I would like to highlight Marine Protected Areas and the importance of developing more, and bigger, ‘no take’ zones. A ‘no take’ zone is a protected marine area where all fishing pressure is removed completely, providing areas where fish are able to reproduce, spawn and grow to their adult size. Only a small fraction of the world’s oceans are protected today, and the vast majority of existing marine reserves need much better management to control the illegal fishing happening in them. During our recent film expedition, when recording ‘Life Against All Odds’, we were sailing and diving in the Mediterranean, Atlantic and in Scandinavian waters to document the difference between protected and non-protected marine areas. The difference we experienced truly was impressive, especially in the well managed ‘no-take’ zones.
What has been your most memorable diving experience?
That is a very difficult one as there are so many amazing diving experiences of various kinds! One of them was when we were searching for sharks in Nordic waters. We dedicated two years to the expedition, sailing and diving; trying to find, and film, cold water sharks in the waters of Scandinavia, Scotland and Ireland. We saw various species, from the smallest velvet belly sharks to huge basking sharks. During the entire two years, we searched for the spiny dogfish, a shark normally found in Scandinavian waters. The spiny dogfish was once one of the most abundant sharks, but, due to overfishing, its populations have decreased by at least 95% in European waters during the last two decades. Since this shark species is a late maturing fish, where the females mature at an age of 18–21 years, giving birth to only a small number of living offspring (2-11) after a two-year gestation period, it’s been very hard for the population to recover. After two years of searching, when our deadline for the film was almost upon us, we made one final dive on a 300 meter deep drop off in Norway. This was when we finally met the spiny dogfish! Not content with that, however, the sharks were attracted to our film lamps and suddenly there were hundreds of spiny dog fish surrounding us – both underneath and above us, they were everywhere! Imagine the sight of hundreds of hammerheads but with spiny dogfish! After so much time and effort searching for this shark species, it was a truly unbelievable experience.
Photo Armin Mueck
Do you think it’s a diver’s responsibility to encourage the wildlife conservation of our oceans?

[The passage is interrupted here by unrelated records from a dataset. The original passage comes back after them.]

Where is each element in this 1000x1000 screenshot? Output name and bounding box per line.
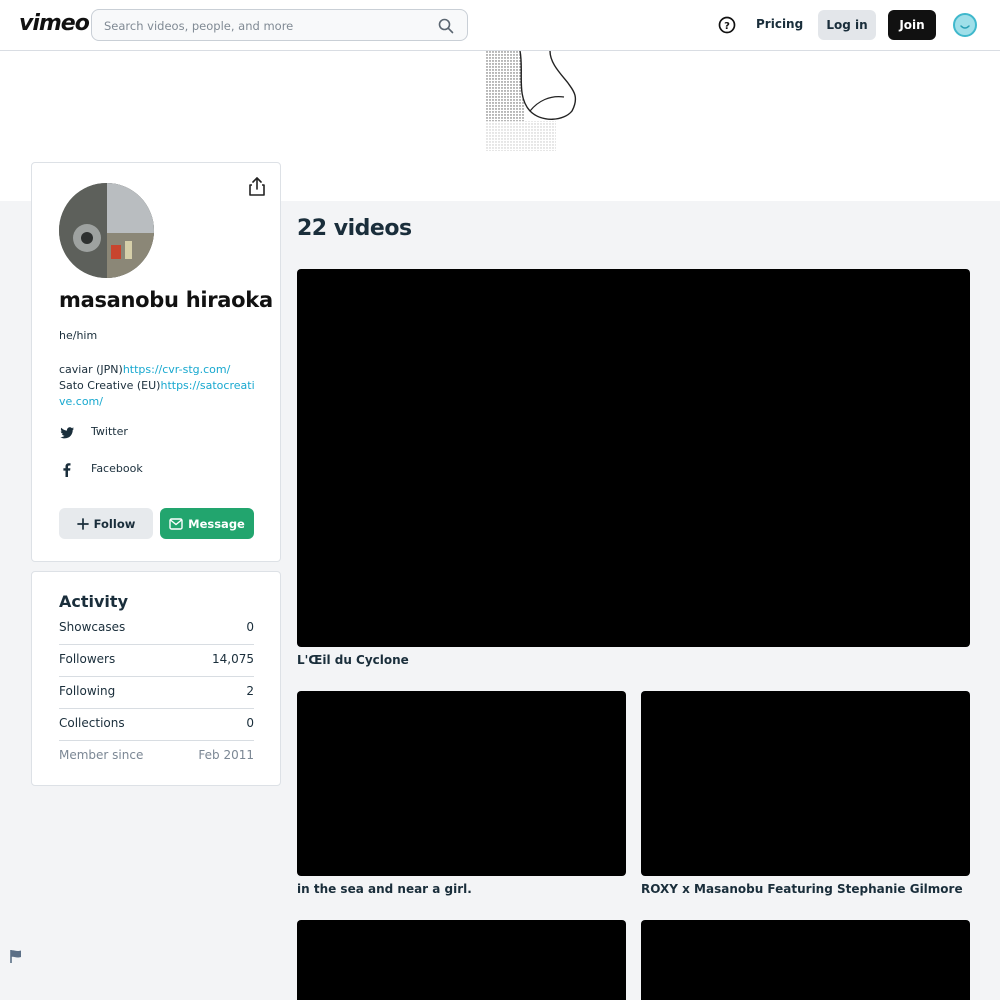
bio-line1-text: caviar (JPN)	[59, 363, 123, 376]
join-button[interactable]: Join	[888, 10, 936, 40]
twitter-icon	[60, 427, 74, 439]
video-title[interactable]: L'Œil du Cyclone	[297, 653, 409, 667]
search-icon[interactable]	[438, 18, 454, 34]
avatar-image	[59, 183, 154, 278]
stat-row-following[interactable]: Following 2	[59, 677, 254, 709]
message-label: Message	[188, 516, 245, 531]
follow-button[interactable]: Follow	[59, 508, 153, 539]
login-button[interactable]: Log in	[818, 10, 876, 40]
search-box[interactable]	[91, 9, 468, 41]
stat-row-showcases[interactable]: Showcases 0	[59, 613, 254, 645]
social-link-facebook[interactable]: Facebook	[59, 460, 259, 480]
stat-value: Feb 2011	[198, 748, 254, 762]
follow-label: Follow	[93, 516, 136, 531]
video-thumbnail[interactable]	[641, 691, 970, 876]
stat-label: Member since	[59, 748, 144, 762]
stat-value: 14,075	[212, 652, 254, 666]
profile-name: masanobu hiraoka	[59, 288, 273, 312]
user-avatar-icon[interactable]	[953, 13, 977, 37]
profile-bio: caviar (JPN)https://cvr-stg.com/ Sato Cr…	[59, 362, 259, 410]
stat-value: 2	[246, 684, 254, 698]
stat-label: Showcases	[59, 620, 126, 634]
top-navigation-bar: vimeo ? Pricing Log in Join	[0, 0, 1000, 51]
message-button[interactable]: Message	[160, 508, 254, 539]
help-icon[interactable]: ?	[718, 16, 736, 34]
pricing-link[interactable]: Pricing	[756, 17, 803, 31]
video-thumbnail[interactable]	[297, 269, 970, 647]
video-title[interactable]: ROXY x Masanobu Featuring Stephanie Gilm…	[641, 882, 963, 896]
profile-avatar[interactable]	[59, 183, 154, 278]
smile-icon	[960, 25, 970, 29]
activity-title: Activity	[59, 592, 128, 611]
stat-value: 0	[246, 716, 254, 730]
plus-icon	[76, 517, 89, 530]
pronouns: he/him	[59, 329, 98, 342]
video-thumbnail[interactable]	[297, 920, 626, 1000]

Yes, as divers we are lucky enough to experience the joy and beauty of the underwater world. With this knowledge, and pleasure we get from the ocean, also comes a responsibility to protect and encourage conservation. The great experiences we get while diving, and our strong passion for marine places and wildlife, make divers an inspiring and informed source of information. To actively share our knowledge and passion with others is a good start to encourage and spread the word about the importance of ocean conservation.
Do you have any tips for aspiring divers / underwater photographers?
The first thing, before even bringing the camera underwater, is to be comfortable underwater and with your dive skills, especially buoyancy. It helps a lot to spend time familiarizing yourself with your camera equipment in a controlled setting above water so that you don´t end up struggling to find the settings underwater, missing out on good shooting opportunities. Try to gain knowledge about what you are photographing and to study the animal´s behaviours. Always remember that the welfare of the marine life comes first. No picture is worth taking if it has a negative impact on the wildlife.
What does MyPADI mean to you?
For me MyPADI means to inspire others, raise awareness and share my passion for the ocean.